1899 Duplex Car, single truck, Exeter, Hampton, & Amesbury Rail Way
There was one major trouble with Duplex cars (at least in New England) and that was the tendency of their side panels to become distorted and stick in wet or damp weather, making it virtually impossible to lower them on a rainy day .or raise them when sunny skies returned. As early as 1911 the DS&R removed the running boards on its two cars and made the sliding panels fast so they could not be moved. Somerset Traction riveted steel plates to the sides of the car to eliminate the convertible feature. Insulation was provided so the car could easily be heated in winter.
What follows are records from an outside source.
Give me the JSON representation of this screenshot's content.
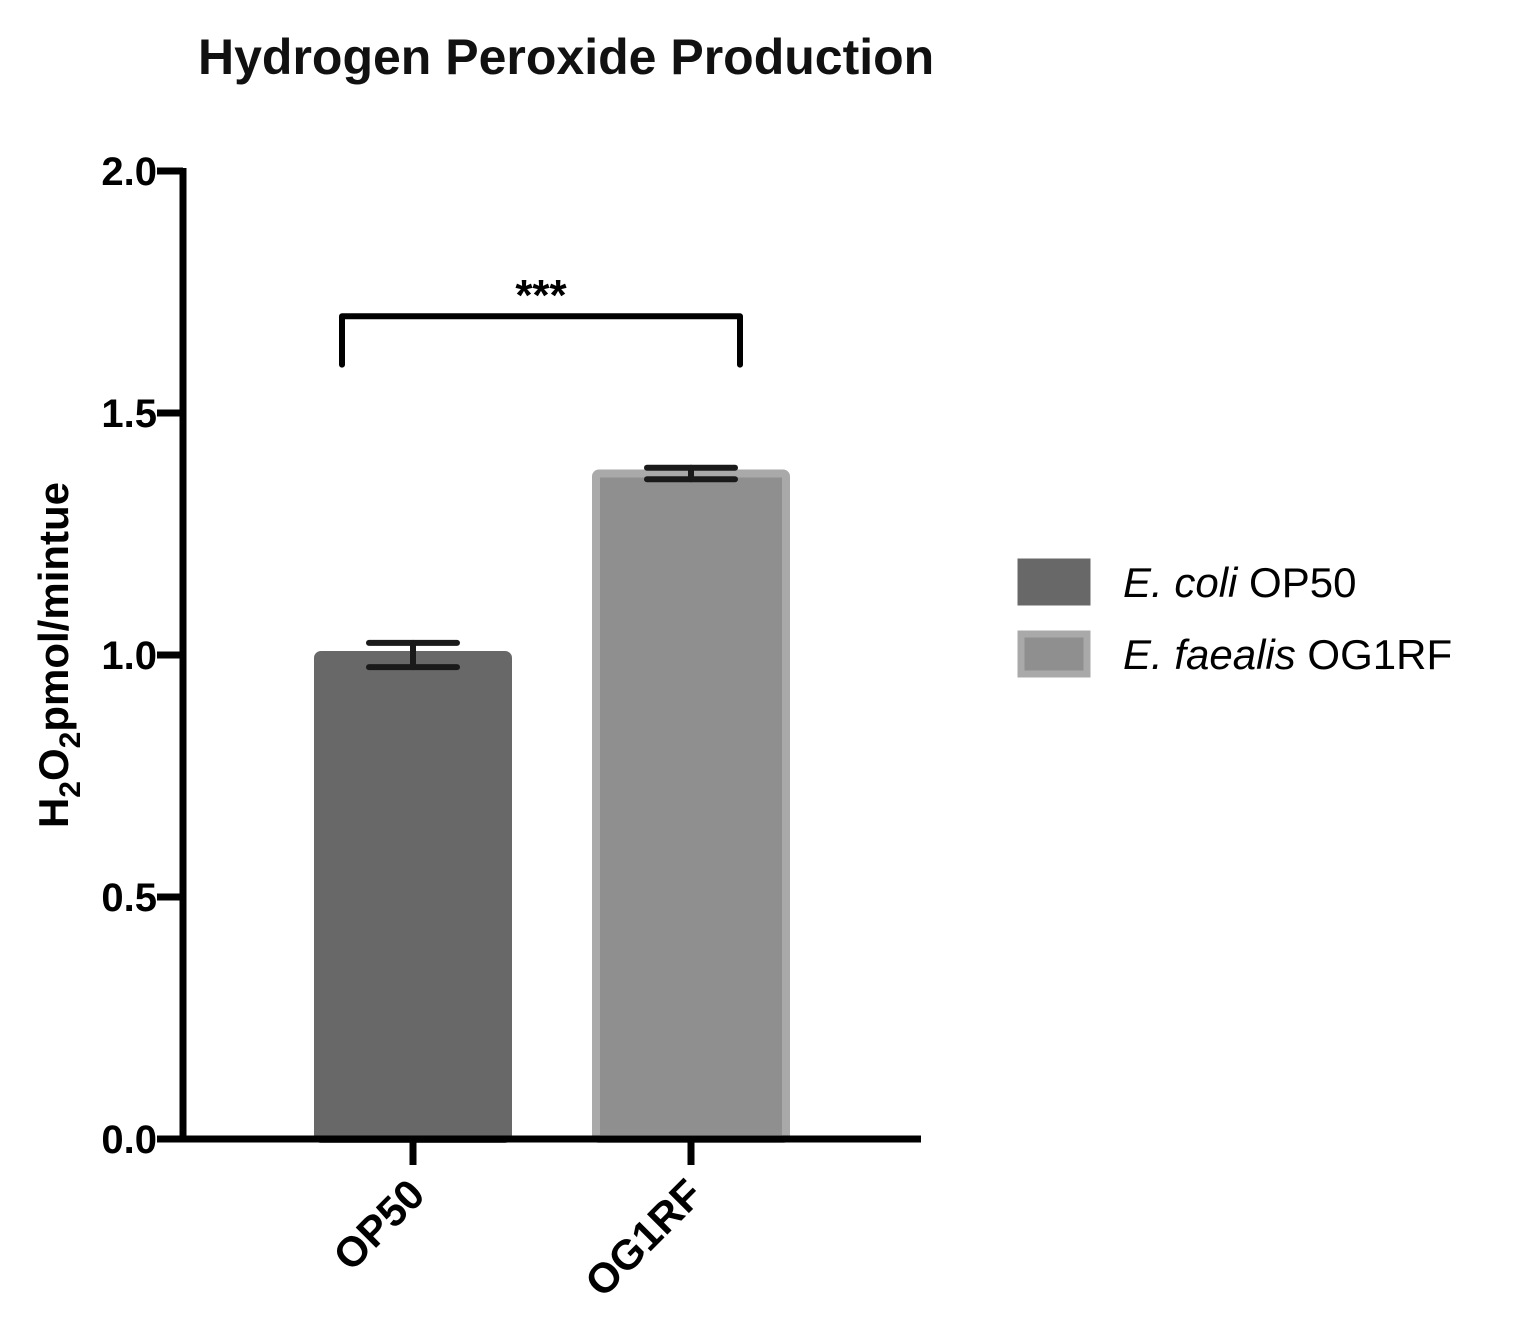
{
  "chart_data": {
    "type": "bar",
    "title": "Hydrogen Peroxide Production",
    "ylabel": {
      "parts": [
        {
          "text": "H",
          "sub": false
        },
        {
          "text": "2",
          "sub": true
        },
        {
          "text": "O",
          "sub": false
        },
        {
          "text": "2",
          "sub": true
        },
        {
          "text": "pmol/mintue",
          "sub": false
        }
      ]
    },
    "xlabel": "",
    "ylim": [
      0,
      2.0
    ],
    "yticks": [
      {
        "value": 0.0,
        "label": "0.0"
      },
      {
        "value": 0.5,
        "label": "0.5"
      },
      {
        "value": 1.0,
        "label": "1.0"
      },
      {
        "value": 1.5,
        "label": "1.5"
      },
      {
        "value": 2.0,
        "label": "2.0"
      }
    ],
    "categories": [
      "OP50",
      "OG1RF"
    ],
    "bars": [
      {
        "category": "OP50",
        "value": 1.0,
        "error": 0.025,
        "color": "#686868",
        "edge": "#686868"
      },
      {
        "category": "OG1RF",
        "value": 1.375,
        "error": 0.012,
        "color": "#8f8f8f",
        "edge": "#a9a9a9"
      }
    ],
    "significance": {
      "label": "***",
      "from": "OP50",
      "to": "OG1RF",
      "y": 1.7,
      "drop_to": 1.6
    },
    "grid": false,
    "legend_position": "right",
    "legend": [
      {
        "italic": "E. coli",
        "normal": " OP50",
        "color": "#686868",
        "edge": "#686868"
      },
      {
        "italic": "E. faealis",
        "normal": " OG1RF",
        "color": "#8f8f8f",
        "edge": "#a9a9a9"
      }
    ]
  }
}
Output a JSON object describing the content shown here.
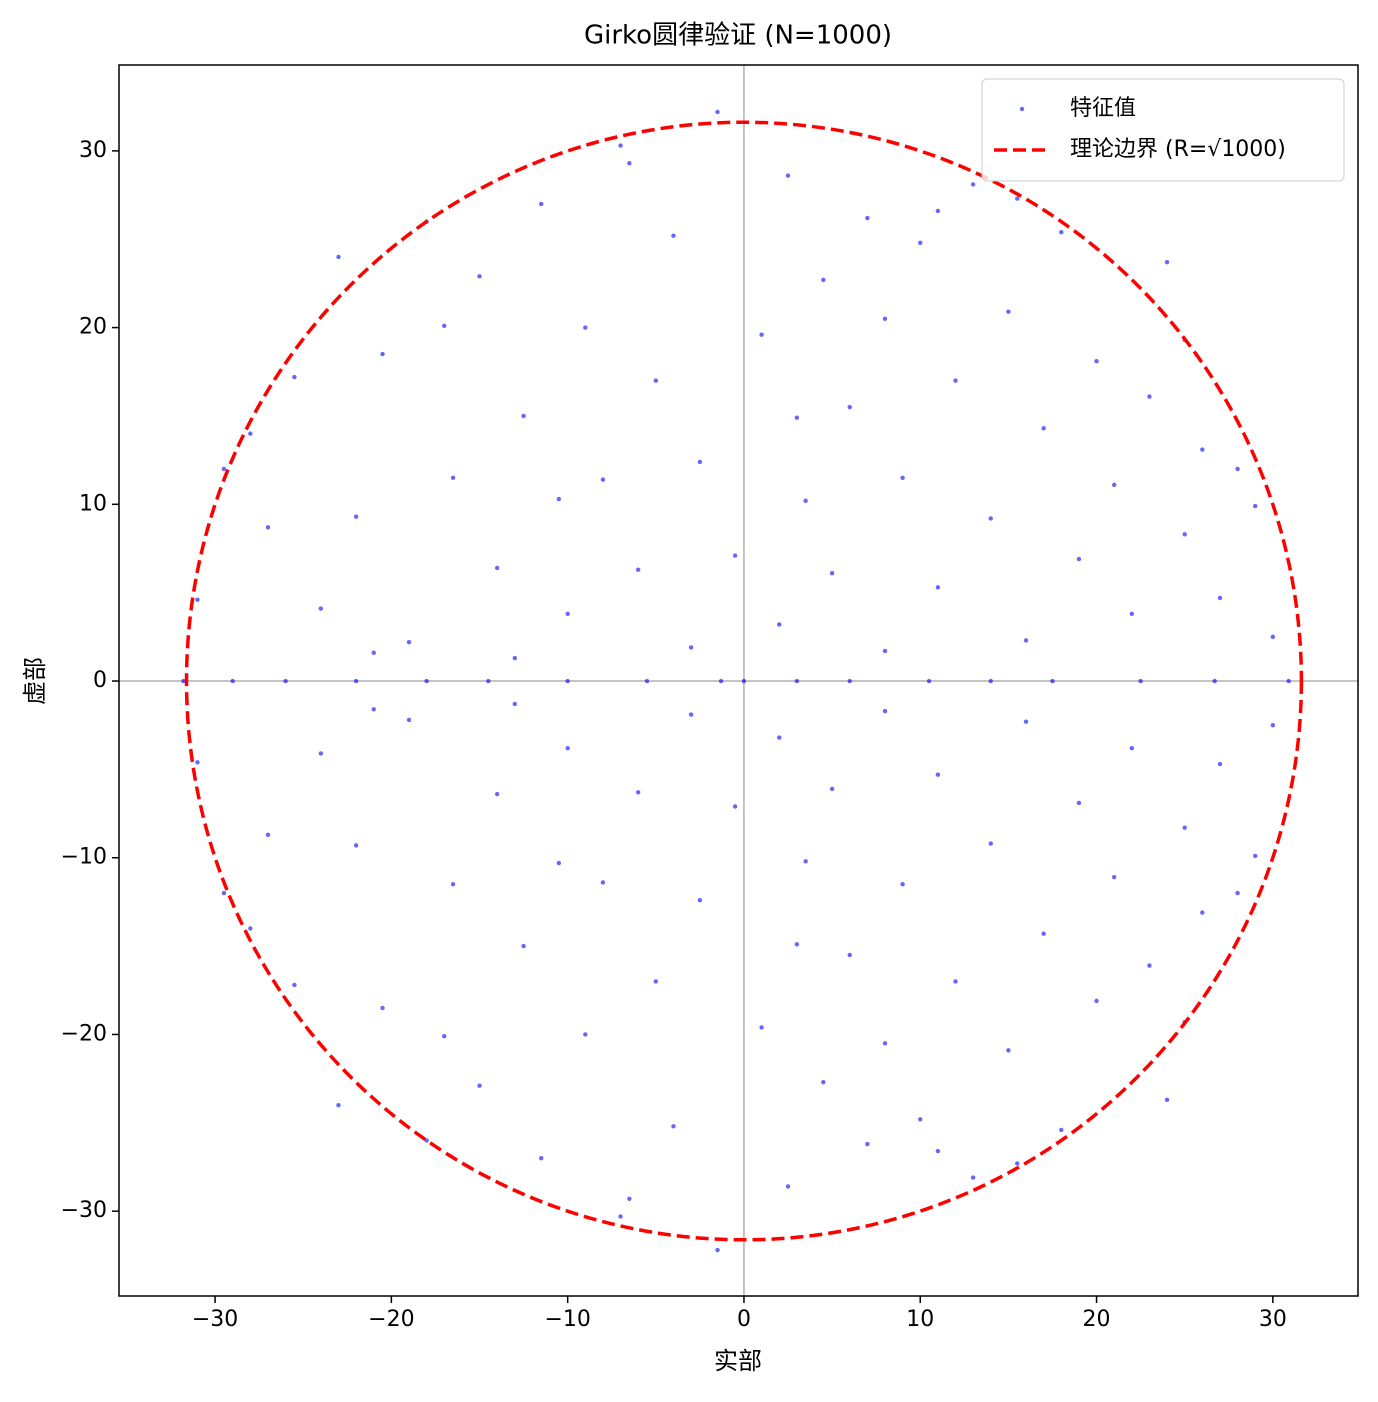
{
  "chart_data": {
    "type": "scatter",
    "title": "Girko圆律验证 (N=1000)",
    "x_label": "实部",
    "y_label": "虚部",
    "xlim": [
      -35.45,
      34.83
    ],
    "ylim": [
      -34.8,
      34.86
    ],
    "xticks": [
      {
        "value": -30,
        "label": "−30"
      },
      {
        "value": -20,
        "label": "−20"
      },
      {
        "value": -10,
        "label": "−10"
      },
      0,
      10,
      20,
      30
    ],
    "yticks": [
      {
        "value": -30,
        "label": "−30"
      },
      {
        "value": -20,
        "label": "−20"
      },
      {
        "value": -10,
        "label": "−10"
      },
      0,
      10,
      20,
      30
    ],
    "reference_lines": {
      "x": 0,
      "y": 0,
      "color": "#888888"
    },
    "legend": "upper right",
    "series": [
      {
        "name": "特征值",
        "color": "#0000ff",
        "x": [
          -29.5,
          -27,
          -25.5,
          -24,
          -22,
          -20.5,
          -19,
          -18,
          -16.5,
          -15,
          -14,
          -12.5,
          -11.5,
          -10,
          -9,
          -8,
          -7,
          -6,
          -5,
          -4,
          -3,
          -2.5,
          -1.5,
          -0.5,
          1,
          2,
          2.5,
          3.5,
          4.5,
          5,
          6,
          7,
          8,
          9,
          10,
          11,
          12,
          13,
          14,
          15,
          16,
          17,
          18,
          19,
          20,
          21,
          22,
          23,
          24,
          25,
          26,
          27,
          28,
          29,
          30,
          -31,
          -28,
          -23,
          -17,
          -13,
          -6.5,
          3,
          8,
          15.5,
          25,
          -10.5,
          -21,
          11,
          -29.5,
          -27,
          -25.5,
          -24,
          -22,
          -20.5,
          -19,
          -18,
          -16.5,
          -15,
          -14,
          -12.5,
          -11.5,
          -10,
          -9,
          -8,
          -7,
          -6,
          -5,
          -4,
          -3,
          -2.5,
          -1.5,
          -0.5,
          1,
          2,
          2.5,
          3.5,
          4.5,
          5,
          6,
          7,
          8,
          9,
          10,
          11,
          12,
          13,
          14,
          15,
          16,
          17,
          18,
          19,
          20,
          21,
          22,
          23,
          24,
          25,
          26,
          27,
          28,
          29,
          30,
          -31,
          -28,
          -23,
          -17,
          -13,
          -6.5,
          3,
          8,
          15.5,
          25,
          -10.5,
          -21,
          11,
          -31.8,
          -29,
          -26,
          -22,
          -18,
          -14.5,
          -10,
          -5.5,
          -1.3,
          0,
          3,
          6,
          10.5,
          14,
          17.5,
          22.5,
          26.7,
          30.9
        ],
        "y": [
          12,
          8.7,
          17.2,
          4.1,
          9.3,
          18.5,
          2.2,
          26,
          11.5,
          22.9,
          6.4,
          15,
          27,
          3.8,
          20,
          11.4,
          30.3,
          6.3,
          17,
          25.2,
          1.9,
          12.4,
          32.2,
          7.1,
          19.6,
          3.2,
          28.6,
          10.2,
          22.7,
          6.1,
          15.5,
          26.2,
          1.7,
          11.5,
          24.8,
          5.3,
          17,
          28.1,
          9.2,
          20.9,
          2.3,
          14.3,
          25.4,
          6.9,
          18.1,
          11.1,
          3.8,
          16.1,
          23.7,
          8.3,
          13.1,
          4.7,
          12,
          9.9,
          2.5,
          4.6,
          14,
          24,
          20.1,
          1.3,
          29.3,
          14.9,
          20.5,
          27.3,
          19.3,
          10.3,
          1.6,
          26.6,
          -12,
          -8.7,
          -17.2,
          -4.1,
          -9.3,
          -18.5,
          -2.2,
          -26,
          -11.5,
          -22.9,
          -6.4,
          -15,
          -27,
          -3.8,
          -20,
          -11.4,
          -30.3,
          -6.3,
          -17,
          -25.2,
          -1.9,
          -12.4,
          -32.2,
          -7.1,
          -19.6,
          -3.2,
          -28.6,
          -10.2,
          -22.7,
          -6.1,
          -15.5,
          -26.2,
          -1.7,
          -11.5,
          -24.8,
          -5.3,
          -17,
          -28.1,
          -9.2,
          -20.9,
          -2.3,
          -14.3,
          -25.4,
          -6.9,
          -18.1,
          -11.1,
          -3.8,
          -16.1,
          -23.7,
          -8.3,
          -13.1,
          -4.7,
          -12,
          -9.9,
          -2.5,
          -4.6,
          -14,
          -24,
          -20.1,
          -1.3,
          -29.3,
          -14.9,
          -20.5,
          -27.3,
          -19.3,
          -10.3,
          -1.6,
          -26.6,
          0,
          0,
          0,
          0,
          0,
          0,
          0,
          0,
          0,
          0,
          0,
          0,
          0,
          0,
          0,
          0,
          0,
          0
        ]
      },
      {
        "name": "理论边界 (R=√1000)",
        "type": "circle",
        "color": "#ff0000",
        "radius": 31.62,
        "dashed": true
      }
    ]
  }
}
The West Roxbury & Roslindale car subsequently became the property of the Old Colony Street Railway and its 1911 successor, the Bay State Street Railway, and was scrapped in 1919. That on the Exeter, Hampton & Amesbury still was on the property when rail service ended in 1926. The Dover, Somersworth & Rochester was motorized in 1926 and the Somerset Traction Company was abandoned two years later. The Templeton Street Railway car became the property of the Northern Massachusetts Street Railway in 1913 and some of its body parts are preserved at the Seashore Trolley Museum. As for the eight Honolulu cars, their monitor roofs were removed about 1920 and about 1926 the sliding panels and windows and the running boards were removed and the sides were enclosed with heavy wire screening. All were scrapped in 1934.
City of Manchester
Produced by Briggs for the Manchester Street Railway in later years were eight 16-foot closed horsecars, Nos. 30 37, in 1891-92; two 10-bench open horsecars, Nos. 38 and 39, in 1893 and seven 10-bench open electric cars, Nos. 76-82, and a luxurious parlor car, the City of Manchester, in 1897.
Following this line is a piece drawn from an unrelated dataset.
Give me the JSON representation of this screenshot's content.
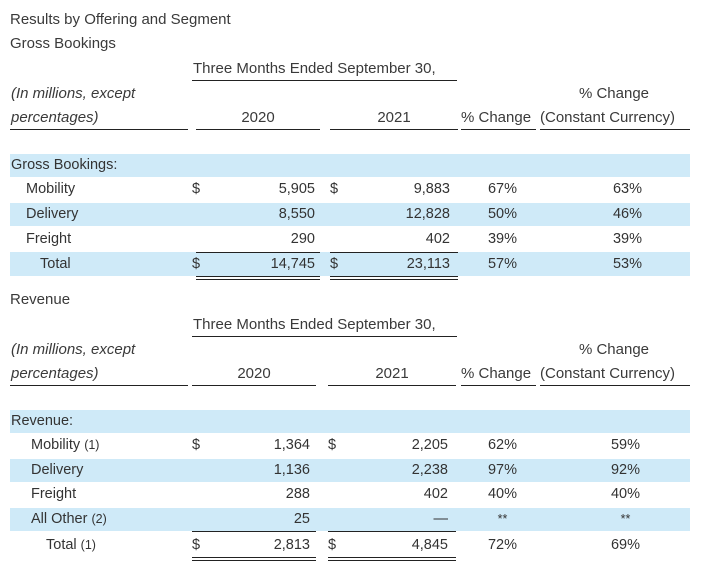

Delivered to the LB&B at Bath, the car made its first trip from the Shipbuilding City to Lewiston on May 13, 1899 and carried a party of company officials and invited guests. The Lewiston Evening Journal of that day said passengers reported that the car "ran like a boat, without a jar and with a bird-like velocity." Like the City of Manchester, it was available for charter by private parties and one of these was aboard on July 10, 1900 when the Merrymeeting ran away on Main Street, Lewiston, after its brakes failed. As it moved downgrade, its speed steadily increased and when it hit a switch at the north end of the North Bridge across the Androscoggin River, it split the switch and continued broadside across the span to Court Street, Auburn, where it finally halted. There were no injuries to any of the passengers and no collisions with other vehicles and once the brakes had .been repaired at the LB & B's Lewiston car house, the special party continued to its destination.
By the end of the 19th Century, the carriage business was beginning to decline and in 1900 the Briggs Carriage Company started building bodies for the Locomobile Company of Bridgeport, Conn., which had begun producing steam propelled automobiles in 1899. After a strike beginning on January 1, 1903 and lasting three months, Briggs officials formally decided to halt streetcar production (they had no orders anyway) and to concentrate on automobile bodies and horse-drawn wagons.
This concludes of all the information that I was able to find about street cars and street car railways that were pertinent to the city of Amesbury. If any of this material is useful to your research, please feel free to use it.